Warum sind medizinische Leitlinien wichtig?

Die Medizin entwickelt sich mit rasender Geschwindigkeit weiter. Wie bleiben Ärztinnen und Ärzte auf dem aktuellen Stand der Forschung? Die Antwort: medizinische Leitlinien. Wer sie erstellt und was sie für den Alltag in Kliniken und Praxen bedeuten.

Von Jonas Heinrich

 

03.11.2023


Bildquelle (Bild oben): iStock/megaflopp

Was sind medizinische Leitlinien?

Die medizinische Forschung steht niemals still: Neue Erkenntnisse können bewirken, dass eine bestimmte Erkrankung fortan anders behandelt wird, beispielsweise mit innovativen Operationsmethoden oder neuen Medikamenten. Doch wie gelangen diese wichtigen Informationen in die Arztpraxen und Kliniken?

 

„Das medizinische Wissen verdoppelt sich etwa alle 73 Tage. Keine Ärztin, kein Arzt kann sich im Praxis- oder Klinikalltag alle neuen Studien durchlesen. Hier kommen medizinische Leitlinien ins Spiel“, sagt Prof. Stephan Achenbach, Direktor der Medizinischen Klinik 2 (Kardiologie und Angiologie) des Universitätsklinikums Erlangen. Von 2020 bis 2022 war er Präsident der Europäischen Gesellschaft für Kardiologie (ESC) ­– jener Institution, die kontinuierlich an neuen medizinischen Leitlinien arbeitet und sie den Fachgesellschaften der einzelnen Länder zur Verfügung stellt.

 

Zur schieren Anzahl der Studien kommt hinzu, dass alle Ärztinnen und Ärzte ihre Spezialgebiete haben: „Selbst ein Kardiologe ist kein Experte auf jedem Teilgebiet der Kardiologie. Wenn man sich nicht als Experte mit einem Teilgebiet wissenschaftlich beschäftigt, ist es sehr schwer, Studienergebnisse einzuordnen. Hier leisten medizinische Leitlinien Hilfestellung. Sie ermöglichen den Transfer von Forschungsergebnissen in den Klinikalltag“, sagt Prof. Achenbach. Leitlinien sind somit die Brücke zwischen Forschenden und medizinischen Fachkräften, zwischen Theorie und Praxis.

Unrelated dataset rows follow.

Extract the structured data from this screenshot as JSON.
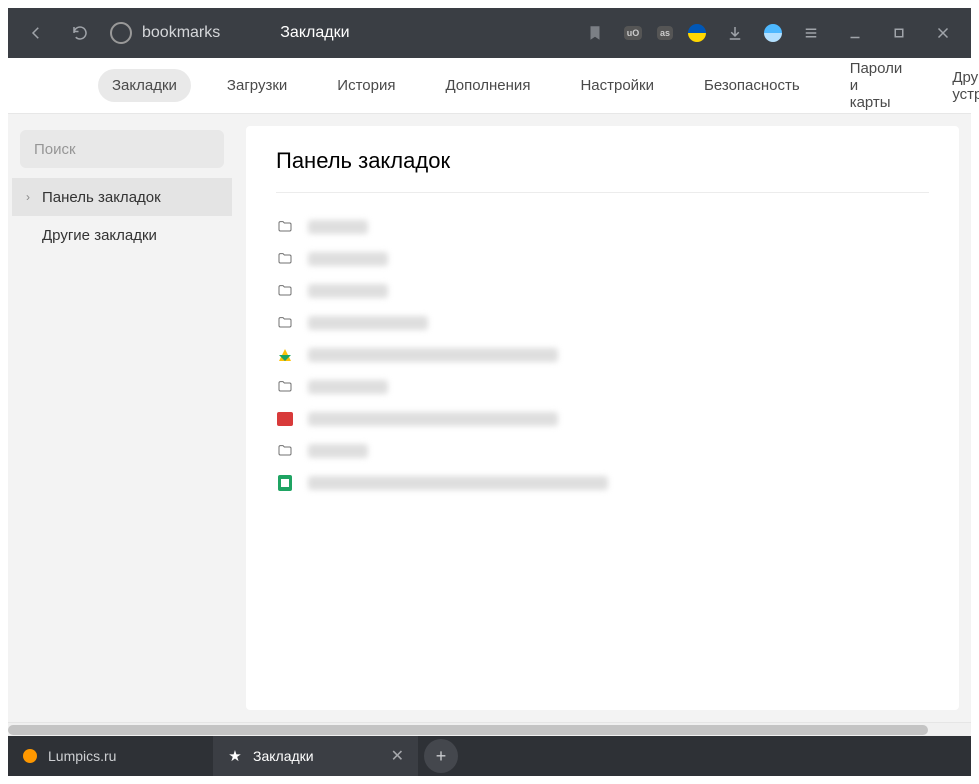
{
  "titlebar": {
    "url_text": "bookmarks",
    "page_title": "Закладки"
  },
  "nav": {
    "items": [
      {
        "label": "Закладки",
        "active": true
      },
      {
        "label": "Загрузки",
        "active": false
      },
      {
        "label": "История",
        "active": false
      },
      {
        "label": "Дополнения",
        "active": false
      },
      {
        "label": "Настройки",
        "active": false
      },
      {
        "label": "Безопасность",
        "active": false
      },
      {
        "label": "Пароли и карты",
        "active": false
      },
      {
        "label": "Другие устройства",
        "active": false
      }
    ]
  },
  "sidebar": {
    "search_placeholder": "Поиск",
    "items": [
      {
        "label": "Панель закладок",
        "active": true,
        "expandable": true
      },
      {
        "label": "Другие закладки",
        "active": false,
        "expandable": false
      }
    ]
  },
  "main": {
    "title": "Панель закладок",
    "bookmarks": [
      {
        "icon": "folder",
        "blur_w": "w60"
      },
      {
        "icon": "folder",
        "blur_w": "w80"
      },
      {
        "icon": "folder",
        "blur_w": "w80"
      },
      {
        "icon": "folder",
        "blur_w": "w120"
      },
      {
        "icon": "drive",
        "blur_w": "w250"
      },
      {
        "icon": "folder",
        "blur_w": "w80"
      },
      {
        "icon": "red",
        "blur_w": "w250"
      },
      {
        "icon": "folder",
        "blur_w": "w60"
      },
      {
        "icon": "sheets",
        "blur_w": "w300"
      }
    ]
  },
  "tabs": [
    {
      "label": "Lumpics.ru",
      "icon": "orange",
      "active": false
    },
    {
      "label": "Закладки",
      "icon": "star",
      "active": true
    }
  ],
  "extensions": {
    "ublock": "uO",
    "lastfm": "as"
  }
}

Porträt von Prof. Dr. med. Stephan Achenbach Prof. Dr. med. Stephan Achenbach, Direktor der Medizinischen Klinik 2 (Kardiologie und Angiologie) des Universitätsklinikums Erlangen. Bildquelle: Simone Kessler / Universität Erlangen

Welchen Zweck haben die Leitlinien in der Medizin?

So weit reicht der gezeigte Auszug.